There’s been some buzz in the news lately about a handful of new security vulnerabilities. What’s interesting about these vulnerabilities to me, as a security researcher, is the nature of the root cause: it’s not a problem with an application or even an operating system, but a feature built into modern CPUs.
Even extremely technically savvy folks have struggled a bit to grasp the details of this flaw. Here’s the explanation I used when describing the issue to my mother:
See, mom, when programs are run on your computer or phone, they store data they’re using in memory. One program’s memory typically can’t be accessed by another program – they are kept separate for security reasons.
Now some CPUs want to try to make your programs run faster by executing some instructions that may never be used – they’re a part of “if this, then do that” branching code. The results of the instructions that aren’t used are routinely discarded. But in some cases, the results can be copied from a “side channel” before they are discarded. Some of these results may just be junk data, but some of it may be valuable – like a password or a credit card number.
The copying of this data shouldn’t be allowed because, as I’d said earlier, one program shouldn’t be able to see another program’s memory. But this flaw allows any program to get to this side channel and copy this data. Bad guys can use this to look for secrets that they ordinarily wouldn’t be able to see.
What’s that? You don’t care about any of this? You just called to talk to your granddaughter? Oh.
The researchers who have discovered this flaw in “speculative execution” found a few ways to exploit it to gain access to sensitive data. These techniques have been affectionately referred as Meltdown and Spectre.
It’s important to note a few things about these vulnerabilities. Let’s cover the bad news first.
Meltdown and Spectre were discovered by researchers working independently from each other – so it’s certainly possible that state-sponsored attackers have also uncovered these techniques, but kept it quiet so that the attackers could use them. On their own, these techniques leave no evidence of exploitation, so we can’t really know if they’ve been used. And while operating systems and applications can protect against the attacks with software patches, the flaws are in the operation of the CPUs themselves.
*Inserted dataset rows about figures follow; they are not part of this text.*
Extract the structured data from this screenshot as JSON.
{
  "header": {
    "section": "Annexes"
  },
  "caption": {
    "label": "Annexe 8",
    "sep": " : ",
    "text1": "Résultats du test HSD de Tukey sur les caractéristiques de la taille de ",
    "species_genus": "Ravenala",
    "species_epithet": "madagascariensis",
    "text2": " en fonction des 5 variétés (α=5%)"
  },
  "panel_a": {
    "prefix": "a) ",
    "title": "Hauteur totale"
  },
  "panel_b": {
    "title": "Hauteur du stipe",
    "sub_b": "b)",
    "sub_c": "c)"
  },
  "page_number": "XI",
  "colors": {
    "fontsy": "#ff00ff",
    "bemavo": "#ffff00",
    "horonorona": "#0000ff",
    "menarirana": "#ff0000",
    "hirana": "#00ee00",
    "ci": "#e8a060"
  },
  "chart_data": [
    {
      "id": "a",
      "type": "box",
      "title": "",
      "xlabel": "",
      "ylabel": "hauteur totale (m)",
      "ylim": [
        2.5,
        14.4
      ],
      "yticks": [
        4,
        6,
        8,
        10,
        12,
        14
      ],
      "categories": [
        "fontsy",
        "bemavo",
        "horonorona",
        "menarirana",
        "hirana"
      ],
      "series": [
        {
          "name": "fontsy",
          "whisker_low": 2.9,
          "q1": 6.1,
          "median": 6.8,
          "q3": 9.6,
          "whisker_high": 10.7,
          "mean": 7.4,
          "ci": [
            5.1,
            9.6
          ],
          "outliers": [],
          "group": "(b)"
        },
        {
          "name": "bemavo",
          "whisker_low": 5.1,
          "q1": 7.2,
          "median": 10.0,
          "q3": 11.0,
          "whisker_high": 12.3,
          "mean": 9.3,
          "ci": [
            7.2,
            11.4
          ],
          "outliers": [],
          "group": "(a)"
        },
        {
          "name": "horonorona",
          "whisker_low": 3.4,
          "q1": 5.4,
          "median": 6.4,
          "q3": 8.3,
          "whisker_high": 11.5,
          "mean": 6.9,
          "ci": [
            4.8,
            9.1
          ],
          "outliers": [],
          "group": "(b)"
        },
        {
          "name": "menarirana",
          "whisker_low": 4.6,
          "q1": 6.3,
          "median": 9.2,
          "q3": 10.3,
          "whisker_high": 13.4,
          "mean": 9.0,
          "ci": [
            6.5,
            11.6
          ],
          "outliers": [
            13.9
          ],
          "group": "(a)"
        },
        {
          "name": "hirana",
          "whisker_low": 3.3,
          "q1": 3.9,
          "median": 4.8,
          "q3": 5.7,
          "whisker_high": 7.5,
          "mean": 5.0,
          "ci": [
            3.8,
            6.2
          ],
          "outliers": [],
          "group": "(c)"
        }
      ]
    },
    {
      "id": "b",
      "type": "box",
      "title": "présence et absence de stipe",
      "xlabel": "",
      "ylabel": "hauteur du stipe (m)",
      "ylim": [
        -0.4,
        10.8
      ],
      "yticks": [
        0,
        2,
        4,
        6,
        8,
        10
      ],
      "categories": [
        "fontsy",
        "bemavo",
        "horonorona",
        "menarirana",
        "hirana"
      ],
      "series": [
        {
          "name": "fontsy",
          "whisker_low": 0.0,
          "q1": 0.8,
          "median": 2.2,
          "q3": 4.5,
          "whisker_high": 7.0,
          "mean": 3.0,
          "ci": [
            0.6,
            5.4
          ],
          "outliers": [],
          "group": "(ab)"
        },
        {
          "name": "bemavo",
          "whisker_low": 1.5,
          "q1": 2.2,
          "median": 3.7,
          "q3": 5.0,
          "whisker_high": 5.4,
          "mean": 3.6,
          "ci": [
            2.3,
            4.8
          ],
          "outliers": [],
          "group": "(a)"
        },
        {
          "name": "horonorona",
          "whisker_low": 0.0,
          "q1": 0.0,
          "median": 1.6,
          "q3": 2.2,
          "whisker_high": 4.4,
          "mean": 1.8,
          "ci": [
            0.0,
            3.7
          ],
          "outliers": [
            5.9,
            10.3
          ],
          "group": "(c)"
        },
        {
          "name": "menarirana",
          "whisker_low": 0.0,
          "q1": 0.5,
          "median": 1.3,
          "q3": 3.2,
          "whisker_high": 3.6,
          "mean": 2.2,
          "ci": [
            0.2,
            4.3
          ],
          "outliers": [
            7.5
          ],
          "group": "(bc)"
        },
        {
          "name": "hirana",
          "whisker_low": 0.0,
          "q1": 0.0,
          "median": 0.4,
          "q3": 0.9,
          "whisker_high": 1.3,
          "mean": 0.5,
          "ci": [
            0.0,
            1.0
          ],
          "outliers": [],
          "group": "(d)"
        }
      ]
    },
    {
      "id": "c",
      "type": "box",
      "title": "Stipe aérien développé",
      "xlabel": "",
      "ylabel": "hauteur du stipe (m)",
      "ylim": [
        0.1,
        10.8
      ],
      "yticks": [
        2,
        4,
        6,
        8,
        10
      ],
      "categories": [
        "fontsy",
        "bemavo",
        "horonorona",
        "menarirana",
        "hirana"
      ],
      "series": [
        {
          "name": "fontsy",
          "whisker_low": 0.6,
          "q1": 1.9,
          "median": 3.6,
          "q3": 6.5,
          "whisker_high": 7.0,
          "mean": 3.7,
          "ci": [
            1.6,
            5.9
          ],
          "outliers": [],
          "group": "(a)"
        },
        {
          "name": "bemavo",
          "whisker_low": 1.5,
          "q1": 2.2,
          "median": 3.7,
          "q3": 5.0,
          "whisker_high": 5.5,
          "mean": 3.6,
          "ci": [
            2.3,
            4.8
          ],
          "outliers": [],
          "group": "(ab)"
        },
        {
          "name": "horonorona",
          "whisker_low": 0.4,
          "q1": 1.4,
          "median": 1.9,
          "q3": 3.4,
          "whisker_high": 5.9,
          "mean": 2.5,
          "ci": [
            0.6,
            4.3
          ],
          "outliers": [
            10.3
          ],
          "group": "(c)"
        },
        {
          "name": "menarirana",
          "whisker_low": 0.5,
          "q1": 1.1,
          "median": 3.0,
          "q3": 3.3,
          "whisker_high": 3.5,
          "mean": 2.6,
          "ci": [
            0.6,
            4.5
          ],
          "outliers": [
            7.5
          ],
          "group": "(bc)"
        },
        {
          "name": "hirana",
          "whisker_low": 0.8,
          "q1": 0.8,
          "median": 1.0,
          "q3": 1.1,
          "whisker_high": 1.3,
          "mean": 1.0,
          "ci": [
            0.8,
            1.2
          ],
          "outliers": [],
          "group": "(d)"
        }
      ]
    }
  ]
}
Fully resolving the problem will require CPU manufacturers to change how their products function.
The good news: this vulnerability, while serious and resulting in information disclosure and privilege escalation, does not allow code execution. An attacker must already be able to run code on the victim machine on which they intend to use these techniques. And patches have been released for most vulnerable OS and browser platforms, although they have created some compatibility and performance issues.
Also, don’t let the clever branding distract you. In addition to the announcement of Meltdown and Spectre last week, critical vulnerabilities and exploits were also announced for Mac OS X, Cisco IOS, and VMWare vSphere. Good vulnerability management means you need to be aware of all of the flaws in your environment, not just the ones with cute logos.
So, at the moment, our guidance around any security vulnerability continues to be: patch! Monitor your network for suspicious activity and investigate. Ensure that only authorized code can run on your endpoints. And remember to call your mother often.